Loron Benton
Humanities in Leadership Learning Series (HILLS) Postdoctoral Fellow
About
Dr. Loron Benton is an Andrew W. Mellon-funded fellow in the Humanities in Leadership Learning Series (HILLS) Postdoctoral Fellowship at Case Western Reserve University. Under the guidance of Dr. Joy Bostic, Dr. Tim Beal, and other expert administrative leaders at CWRU, she is learning best practices for how to lead in higher education as a humanist scholar.
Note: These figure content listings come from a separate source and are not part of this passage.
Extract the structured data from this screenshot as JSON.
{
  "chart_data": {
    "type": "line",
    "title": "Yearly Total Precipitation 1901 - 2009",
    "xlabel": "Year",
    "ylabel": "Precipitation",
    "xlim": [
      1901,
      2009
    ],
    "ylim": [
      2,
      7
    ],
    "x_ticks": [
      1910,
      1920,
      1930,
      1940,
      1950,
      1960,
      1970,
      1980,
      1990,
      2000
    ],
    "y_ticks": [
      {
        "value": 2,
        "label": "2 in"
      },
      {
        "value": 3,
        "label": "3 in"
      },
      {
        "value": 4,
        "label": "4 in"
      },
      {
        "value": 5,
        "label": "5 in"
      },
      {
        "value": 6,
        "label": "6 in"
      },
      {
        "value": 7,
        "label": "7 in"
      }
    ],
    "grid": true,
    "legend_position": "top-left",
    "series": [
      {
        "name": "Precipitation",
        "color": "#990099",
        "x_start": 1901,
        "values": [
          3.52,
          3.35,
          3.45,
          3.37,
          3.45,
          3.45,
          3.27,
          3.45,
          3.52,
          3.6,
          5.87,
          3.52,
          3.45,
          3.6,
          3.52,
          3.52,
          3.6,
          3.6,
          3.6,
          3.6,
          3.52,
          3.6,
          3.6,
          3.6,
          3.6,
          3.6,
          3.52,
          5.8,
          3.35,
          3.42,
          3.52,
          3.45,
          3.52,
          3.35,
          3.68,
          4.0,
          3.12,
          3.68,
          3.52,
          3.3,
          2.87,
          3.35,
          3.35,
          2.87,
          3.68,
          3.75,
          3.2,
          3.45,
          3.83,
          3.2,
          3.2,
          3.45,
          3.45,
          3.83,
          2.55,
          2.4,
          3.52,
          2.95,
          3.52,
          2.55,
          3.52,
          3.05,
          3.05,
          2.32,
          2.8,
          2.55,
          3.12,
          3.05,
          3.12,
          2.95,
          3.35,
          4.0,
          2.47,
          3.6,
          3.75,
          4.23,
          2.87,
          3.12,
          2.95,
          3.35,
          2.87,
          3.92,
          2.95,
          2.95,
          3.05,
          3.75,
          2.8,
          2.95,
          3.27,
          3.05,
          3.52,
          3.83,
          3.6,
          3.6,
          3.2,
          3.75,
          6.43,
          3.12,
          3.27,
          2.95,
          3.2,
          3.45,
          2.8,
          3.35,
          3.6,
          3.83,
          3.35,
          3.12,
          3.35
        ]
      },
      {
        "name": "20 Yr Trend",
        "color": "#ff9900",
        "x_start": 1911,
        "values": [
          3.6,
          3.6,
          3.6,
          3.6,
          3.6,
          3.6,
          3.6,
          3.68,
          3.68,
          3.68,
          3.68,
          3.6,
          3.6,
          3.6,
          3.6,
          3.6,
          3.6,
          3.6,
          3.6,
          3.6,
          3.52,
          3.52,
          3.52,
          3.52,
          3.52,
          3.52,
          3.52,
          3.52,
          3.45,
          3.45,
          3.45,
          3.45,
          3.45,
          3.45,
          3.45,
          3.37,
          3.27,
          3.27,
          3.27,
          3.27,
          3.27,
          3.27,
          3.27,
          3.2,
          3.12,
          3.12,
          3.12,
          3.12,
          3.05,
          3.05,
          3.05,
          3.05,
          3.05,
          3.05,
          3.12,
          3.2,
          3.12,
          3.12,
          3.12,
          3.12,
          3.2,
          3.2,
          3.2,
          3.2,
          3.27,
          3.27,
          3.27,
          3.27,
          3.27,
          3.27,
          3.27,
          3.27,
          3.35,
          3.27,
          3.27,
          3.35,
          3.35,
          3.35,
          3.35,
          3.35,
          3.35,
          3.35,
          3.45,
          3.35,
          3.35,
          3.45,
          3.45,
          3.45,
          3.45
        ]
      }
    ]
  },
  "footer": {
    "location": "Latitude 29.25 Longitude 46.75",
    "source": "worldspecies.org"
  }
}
In the spring of 2022, she will teach a special topics course on Audre Lorde’s theories, literature, and legacies for the Minor in African and African American Studies in the Department of Religious Studies.
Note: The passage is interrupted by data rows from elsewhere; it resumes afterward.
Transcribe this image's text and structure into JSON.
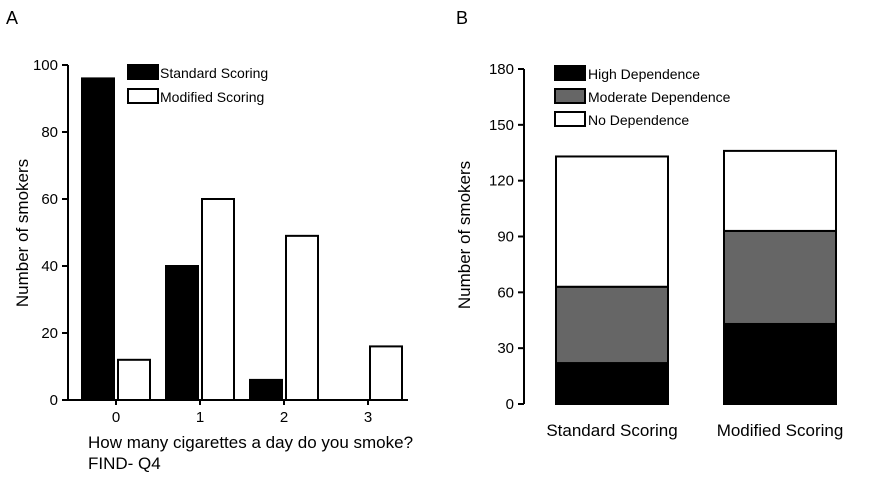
{
  "chart_data": [
    {
      "panel": "A",
      "type": "bar",
      "xlabel": "How many cigarettes a day do you smoke?",
      "xlabel2": "FIND- Q4",
      "ylabel": "Number of smokers",
      "ylim": [
        0,
        100
      ],
      "yticks": [
        0,
        20,
        40,
        60,
        80,
        100
      ],
      "categories": [
        "0",
        "1",
        "2",
        "3"
      ],
      "series": [
        {
          "name": "Standard Scoring",
          "color": "#000000",
          "values": [
            96,
            40,
            6,
            0
          ]
        },
        {
          "name": "Modified Scoring",
          "color": "#ffffff",
          "values": [
            12,
            60,
            49,
            16
          ]
        }
      ],
      "legend": "top-center",
      "grid": false
    },
    {
      "panel": "B",
      "type": "bar",
      "stacked": true,
      "ylabel": "Number of smokers",
      "ylim": [
        0,
        180
      ],
      "yticks": [
        0,
        30,
        60,
        90,
        120,
        150,
        180
      ],
      "categories": [
        "Standard Scoring",
        "Modified Scoring"
      ],
      "series": [
        {
          "name": "High Dependence",
          "color": "#000000",
          "values": [
            22,
            43
          ]
        },
        {
          "name": "Moderate Dependence",
          "color": "#666666",
          "values": [
            41,
            50
          ]
        },
        {
          "name": "No Dependence",
          "color": "#ffffff",
          "values": [
            70,
            43
          ]
        }
      ],
      "legend": "top-left",
      "grid": false
    }
  ]
}
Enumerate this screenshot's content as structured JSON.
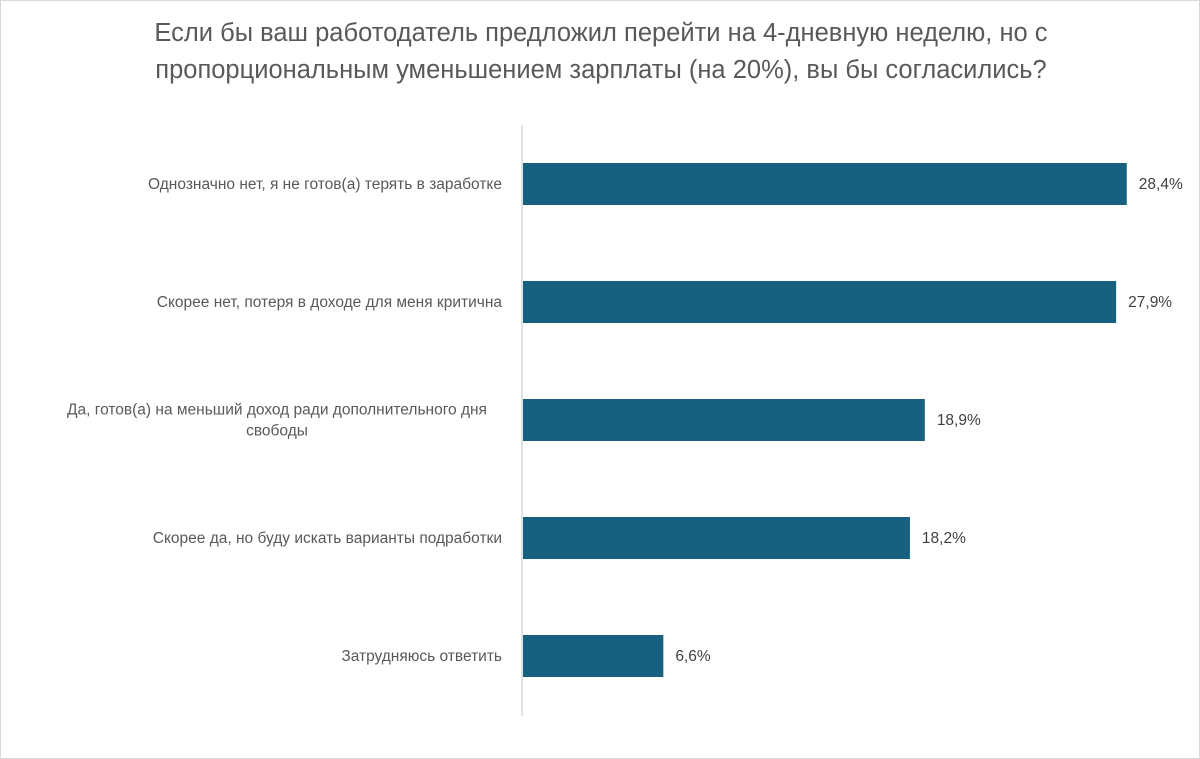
{
  "chart_data": {
    "type": "bar",
    "orientation": "horizontal",
    "title": "Если бы ваш работодатель предложил перейти на 4-дневную неделю, но с пропорциональным уменьшением зарплаты (на 20%), вы бы согласились?",
    "categories": [
      [
        "Однозначно нет, я не готов(а) терять в заработке"
      ],
      [
        "Скорее нет, потеря в доходе для меня критична"
      ],
      [
        "Да, готов(а) на меньший доход ради дополнительного дня",
        "свободы"
      ],
      [
        "Скорее да, но буду искать варианты подработки"
      ],
      [
        "Затрудняюсь ответить"
      ]
    ],
    "values": [
      28.4,
      27.9,
      18.9,
      18.2,
      6.6
    ],
    "value_labels": [
      "28,4%",
      "27,9%",
      "18,9%",
      "18,2%",
      "6,6%"
    ],
    "unit": "%",
    "xlim": [
      0,
      30
    ],
    "grid": false,
    "legend": "none",
    "bar_color": "#17607f",
    "axis_color": "#d9d9d9"
  }
}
Loron’s dissertation, “Interior Spaces, Spiritual Traces: Theorizing the Erotic in the Cultural Works and Creative Lives of Black Women Writers and Artists, 1930-1970,” is an interdisciplinary study of the theoretical utility of the erotic as an epistemological source for spiritual and political power. Her article “Dripping in Molasses: A Black Feminist Exploration of Kara Walker’s A Subtlety”—which will be published in a forthcoming special issue of the Cultural Studies Journal—examines the artistic and historic bricolage of sugar, slavery, memory, and mammy in Walker’s 2014 public art installation A Subtlety, or the Marvelous Sugar Baby. Loron is currently working on her first book manuscript tentatively titled Spiritual Eroticism: Interiority, Artistry, and Activism in the Lives of Black Women.
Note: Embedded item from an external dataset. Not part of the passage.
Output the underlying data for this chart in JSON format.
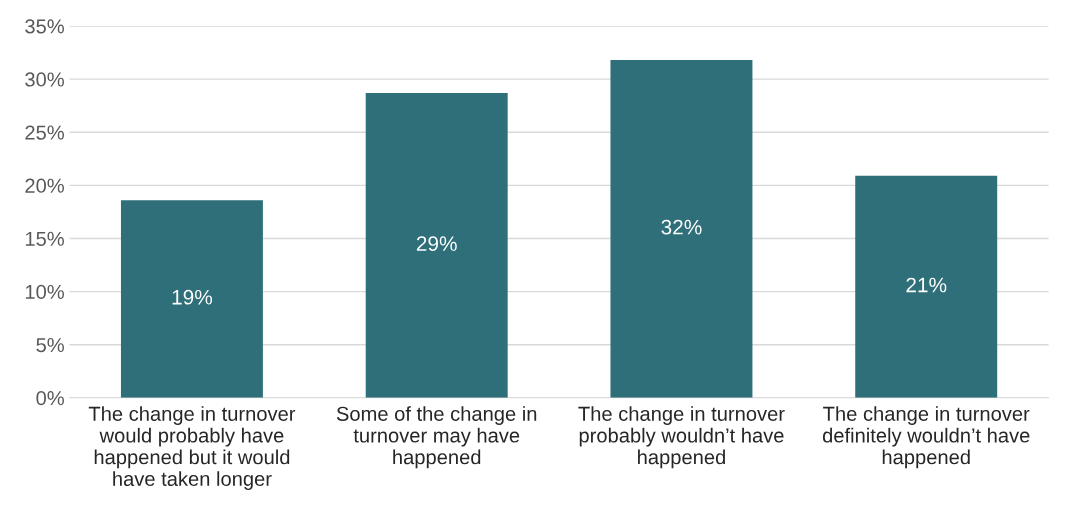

Loron earned her Bachelor of Arts in English and Women’s Studies at Emory University in Atlanta, Georgia, became a middle school reading teacher, and later completed her Master of Arts in Women’s Studies at Georgia State University. In 2020, she earned her Ph.D. in Gender Studies from the University of California, Los Angeles. Her research interests include Black women’s literary and political traditions, Black feminist theory, and the intersections between sexuality, creativity, and spirituality.